Alors que les barrières commencent à tomber dans de nombreux domaines de l’industrie aéronautique, les moteurs restent en effet l’un des principaux critères discriminants entre les acteurs américains et européens et leurs concurrents des pays émergents. Les motoristes russes font figure d’exceptions au vu de leurs compétences dans les moteurs militaires et de leur expérience passée dans les moteurs civils. Cette dernière date néanmoins principalement de l’époque soviétique et s’est largement étiolée depuis. Dans le même temps, les exigences du marché mondial se sont considérablement renforcées, tant sur le plan de l’efficacité énergétique, que sur celui de la réduction globale des coûts ou de la sécurité.
La Russie veut retrouver son rang
La Russie et UEC ont tout de même lancé des projets de moteurs civils en propre ces dernières années. C’est le cas du PD-14 d’Aviadvigatel, conçu pour le MC-21 d’Irkout. C’est pourtant avec son autre motorisation – des PW1400G de l’Américain Pratt & Whitney – que le monocouloir russe a fait son premier vol en mai dernier. Le PD-14 devrait avoir tout autant de mal à percer sur le plan commercial face au PW1400G, notamment à l’international où Pratt & Whitney dispose d’un solide réseau de soutien.

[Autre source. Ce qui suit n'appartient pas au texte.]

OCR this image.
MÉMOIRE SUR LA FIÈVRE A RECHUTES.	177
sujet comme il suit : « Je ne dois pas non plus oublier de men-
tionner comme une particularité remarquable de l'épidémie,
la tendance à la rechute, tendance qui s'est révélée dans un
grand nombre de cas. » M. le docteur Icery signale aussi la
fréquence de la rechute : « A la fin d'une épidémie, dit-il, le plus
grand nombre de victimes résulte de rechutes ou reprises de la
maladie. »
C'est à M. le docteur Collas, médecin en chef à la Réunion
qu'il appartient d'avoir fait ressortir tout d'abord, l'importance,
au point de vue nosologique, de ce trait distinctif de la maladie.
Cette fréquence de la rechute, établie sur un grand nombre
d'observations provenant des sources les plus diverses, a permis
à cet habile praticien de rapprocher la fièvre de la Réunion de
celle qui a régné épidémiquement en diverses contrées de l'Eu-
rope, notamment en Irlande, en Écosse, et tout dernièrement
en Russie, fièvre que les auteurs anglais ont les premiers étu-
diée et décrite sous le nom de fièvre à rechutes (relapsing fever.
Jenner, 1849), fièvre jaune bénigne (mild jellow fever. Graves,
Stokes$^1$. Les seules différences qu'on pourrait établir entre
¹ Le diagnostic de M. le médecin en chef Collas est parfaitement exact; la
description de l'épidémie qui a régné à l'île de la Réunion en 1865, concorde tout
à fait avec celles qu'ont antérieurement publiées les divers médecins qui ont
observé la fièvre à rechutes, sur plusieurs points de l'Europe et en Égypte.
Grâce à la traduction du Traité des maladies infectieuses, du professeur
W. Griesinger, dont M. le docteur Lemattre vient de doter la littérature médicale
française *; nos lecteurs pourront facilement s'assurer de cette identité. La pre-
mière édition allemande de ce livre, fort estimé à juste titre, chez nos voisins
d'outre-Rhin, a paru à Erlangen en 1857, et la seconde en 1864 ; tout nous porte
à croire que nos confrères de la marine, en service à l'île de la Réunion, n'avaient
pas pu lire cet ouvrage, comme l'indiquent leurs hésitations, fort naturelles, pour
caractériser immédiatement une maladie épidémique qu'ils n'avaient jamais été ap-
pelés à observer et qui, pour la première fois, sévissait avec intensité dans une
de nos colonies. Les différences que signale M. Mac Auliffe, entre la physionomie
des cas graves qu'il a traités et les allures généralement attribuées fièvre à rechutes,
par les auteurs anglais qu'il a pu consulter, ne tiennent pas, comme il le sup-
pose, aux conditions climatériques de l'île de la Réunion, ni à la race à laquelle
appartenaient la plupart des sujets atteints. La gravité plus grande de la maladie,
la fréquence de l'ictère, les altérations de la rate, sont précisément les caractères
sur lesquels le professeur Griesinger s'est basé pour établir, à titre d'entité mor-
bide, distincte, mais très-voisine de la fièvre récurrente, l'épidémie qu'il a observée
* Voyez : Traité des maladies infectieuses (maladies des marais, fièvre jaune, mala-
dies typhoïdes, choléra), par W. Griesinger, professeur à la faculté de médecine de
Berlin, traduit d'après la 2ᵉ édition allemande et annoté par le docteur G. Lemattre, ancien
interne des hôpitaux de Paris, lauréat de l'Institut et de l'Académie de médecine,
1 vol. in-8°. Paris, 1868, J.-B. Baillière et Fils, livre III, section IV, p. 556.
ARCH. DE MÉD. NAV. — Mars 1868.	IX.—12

Si la carrière du PD-14 s’annonce compliquée, il permet aux ingénieurs et industriels russes de regagner en compétences. Il devrait surtout ouvrir la voie à diverses variantes, dont le PD-35, moteur à forte puissance étudié dans la perspective d’équiper un avion long-courrier gros porteur. Celui-ci ne doit aller que jusqu’à une phase de démonstration (équivalent d’un TRL 6), mais la R&D et le travail préparatoire effectués devraient logiquement être intégrés au futur programme sino-russe.
La Chine se met en marche
La Chine ne dispose pas (encore) d’une telle expérience. Elle entend bien rattraper son retard et a lancé pour cela Aero-Engine Corporation of China (AECC) il y a tout juste un an. Cet énorme consortium s’est vu fixer comme objectif par le président chinois Xi Jinping de rattraper le retard pris par rapport aux motoristes occidentaux.
AECC regroupe les motoristes du pays, dont AECC CAE, soit près de 100 000 employés. Il disposait dès sa création d’un capital de près de sept milliards d’euros. La plupart de ses programmes sont pour l’instant militaires, mais AECC devrait acquérir de l’expérience dans le civil avec le CJ-1000A d’AECC CAE. Ce moteur a pour objectif d’équiper d’ici 2025 le monocouloir chinois C919 (pour l’instant motorisé par le LEAP-1C de CFMI).
Cette coopération devrait permettre de combiner l’expérience et les recherches déjà entreprises côté russe, avec la puissance industrielle et économique de la Chine. Si le mélange fonctionne, les deux partenaires peuvent ambitionner de réaliser le moteur de classe mondiale décrit par Sergey Chemezov. Ce n’est qu’à ce prix que le futur C929 pourra espérer avoir une carrière au-delà de ses frontières.